Officials seek talks with EU over solar trade probe

The European Commission is likely to launch an anti-dumping investigation against China’s solar industry, the China New Energy Chamber of Commerce said on Wednesday as it called for dialogue to settle the dispute.

“The aftermath of Europe’s investigation once launched will be much more severe than the one initiated by the US,” said Liu Hanyuan, vice-president of the chamber, which represents China’s private sector in the field of new energy.

Europe is China’s largest solar market, and accounts for about 70 percent of the global market.

“Meanwhile, China is still importing key equipment for solar-product manufacturing from Germany, as well as polysilicon, a key material in the photovoltaic industry,” Liu said.

China imported 40,000 tons of polysilicon in the first half of the year, an increase of 34 percent and a new high, according to latest figures from the General Administration of Customs.

Germany accounts for 20 percent of the imports. Wacker Chemie AG, the Germany-based polysilicon maker and the world’s second-largest, is opposing the filing, which seeks import tariffs on solar goods from China.

“We are convinced that protectionist measures will not help the domestic solar industry, but rather impair the photovoltaic technology’s future prospects,” the company said in a statement.

China is Wacker Chemie’s second-largest market, representing about 20 percent of its global sales in 2011.

There is a 45-day window before the European Commission’s decision to launch an investigation.

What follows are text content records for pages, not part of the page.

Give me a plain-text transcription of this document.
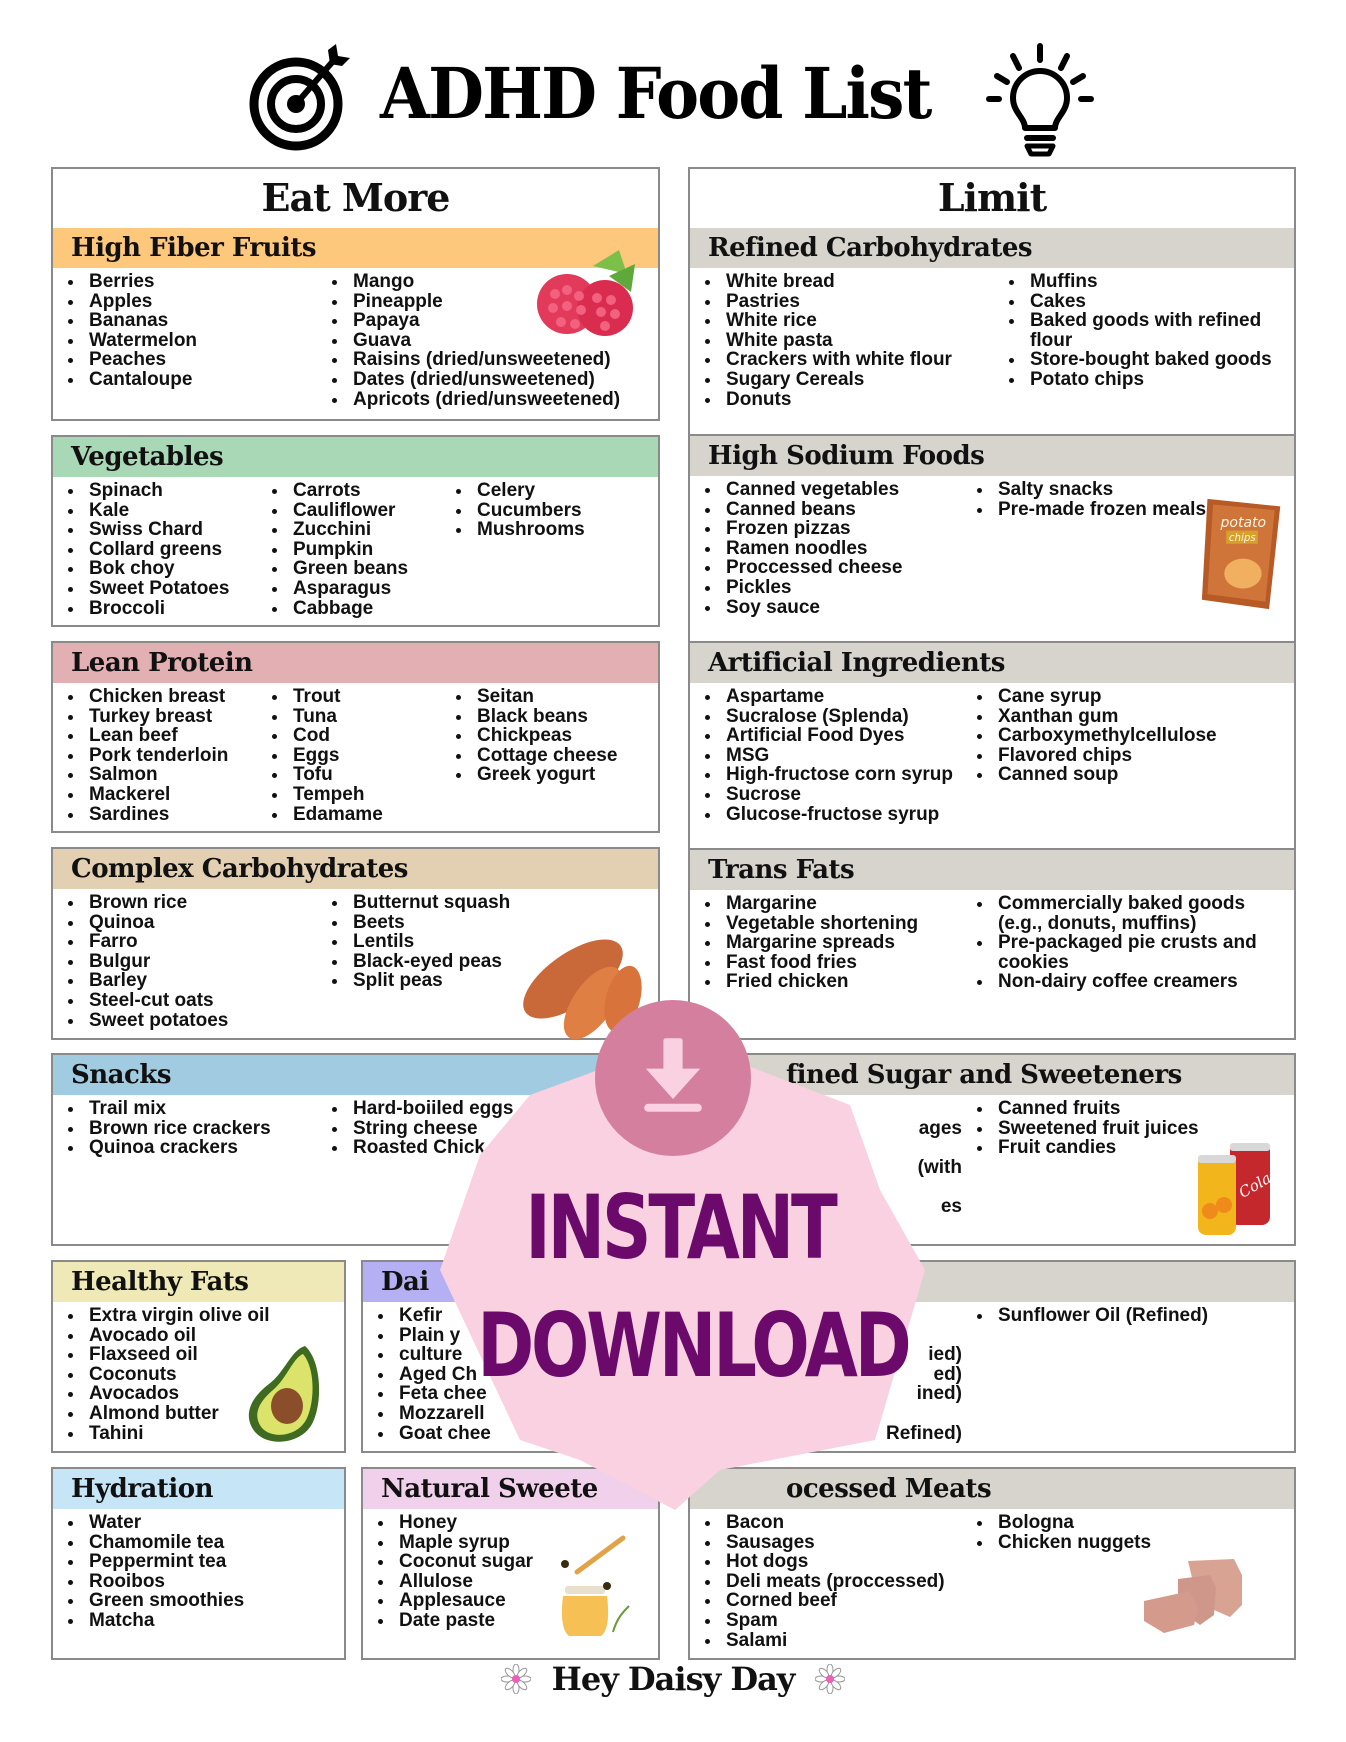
ADHD Food List
Eat More
High Fiber Fruits
• Berries
• Apples
• Bananas
• Watermelon
• Peaches
• Cantaloupe
• Mango
• Pineapple
• Papaya
• Guava
• Raisins (dried/unsweetened)
• Dates (dried/unsweetened)
• Apricots (dried/unsweetened)
Vegetables
• Spinach
• Kale
• Swiss Chard
• Collard greens
• Bok choy
• Sweet Potatoes
• Broccoli
• Carrots
• Cauliflower
• Zucchini
• Pumpkin
• Green beans
• Asparagus
• Cabbage
• Celery
• Cucumbers
• Mushrooms
Lean Protein
• Chicken breast
• Turkey breast
• Lean beef
• Pork tenderloin
• Salmon
• Mackerel
• Sardines
• Trout
• Tuna
• Cod
• Eggs
• Tofu
• Tempeh
• Edamame
• Seitan
• Black beans
• Chickpeas
• Cottage cheese
• Greek yogurt
Complex Carbohydrates
• Brown rice
• Quinoa
• Farro
• Bulgur
• Barley
• Steel-cut oats
• Sweet potatoes
• Butternut squash
• Beets
• Lentils
• Black-eyed peas
• Split peas
Snacks
• Trail mix
• Brown rice crackers
• Quinoa crackers
• Hard-boiiled eggs
• String cheese
• Roasted Chick
Healthy Fats
• Extra virgin olive oil
• Avocado oil
• Flaxseed oil
• Coconuts
• Avocados
• Almond butter
• Tahini
Dai
• Kefir
• Plain y
• culture
• Aged Ch
• Feta chee
• Mozzarell
• Goat chee
Hydration
• Water
• Chamomile tea
• Peppermint tea
• Rooibos
• Green smoothies
• Matcha
Natural Sweete
• Honey
• Maple syrup
• Coconut sugar
• Allulose
• Applesauce
• Date paste
Limit
Refined Carbohydrates
• White bread
• Pastries
• White rice
• White pasta
• Crackers with white flour
• Sugary Cereals
• Donuts
• Muffins
• Cakes
• Baked goods with refined flour
• Store-bought baked goods
• Potato chips
High Sodium Foods
• Canned vegetables
• Canned beans
• Frozen pizzas
• Ramen noodles
• Proccessed cheese
• Pickles
• Soy sauce
• Salty snacks
• Pre-made frozen meals
potato
chips
Artificial Ingredients
• Aspartame
• Sucralose (Splenda)
• Artificial Food Dyes
• MSG
• High-fructose corn syrup
• Sucrose
• Glucose-fructose syrup
• Cane syrup
• Xanthan gum
• Carboxymethylcellulose
• Flavored chips
• Canned soup
Trans Fats
• Margarine
• Vegetable shortening
• Margarine spreads
• Fast food fries
• Fried chicken
• Commercially baked goods (e.g., donuts, muffins)
• Pre-packaged pie crusts and cookies
• Non-dairy coffee creamers
fined Sugar and Sweeteners

ages

(with

es
• Canned fruits
• Sweetened fruit juices
• Fruit candies
Cola

ied)
ed)
ined)

Refined)
• Sunflower Oil (Refined)
ocessed Meats
• Bacon
• Sausages
• Hot dogs
• Deli meats (proccessed)
• Corned beef
• Spam
• Salami
• Bologna
• Chicken nuggets
INSTANT
DOWNLOAD
Hey Daisy Day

Two-thirds of that time has passed since German’s SolarWorld AG filed its complaint with the European Commission on July 24.

Facing shrinking overseas market, Chinese companies are changing their strategy. “We are establishing a global manufacturing base outside of China,” said Stephen Cai, CEO of the China Sunergy (Nanjing) Co.

“Other measures include technology advance and cost reduction, in the hope that grid parity can be realized soon.”

Meanwhile, bankruptcy rumors have plagued China’s leading PV makers, including Suntech Power Holdings Co and LDK Solar.

China’s top 10 PV makers have combined debts of $17.5 billion, leading the whole industry to the brink of bankruptcy, according to data from US investment agency Maxim Group.

Based on preliminary results of domestically traded photovoltaic companies for the first half, nearly 80 percent have slashed their earning forecasts.

Liu said the government should change its policy from building the country into the largest solar manufacturing base into a major solar-application market.

China has raised its solar generating target for the Five Year Plan period (2011-15) to 21 gigawatts from 5 gW initially.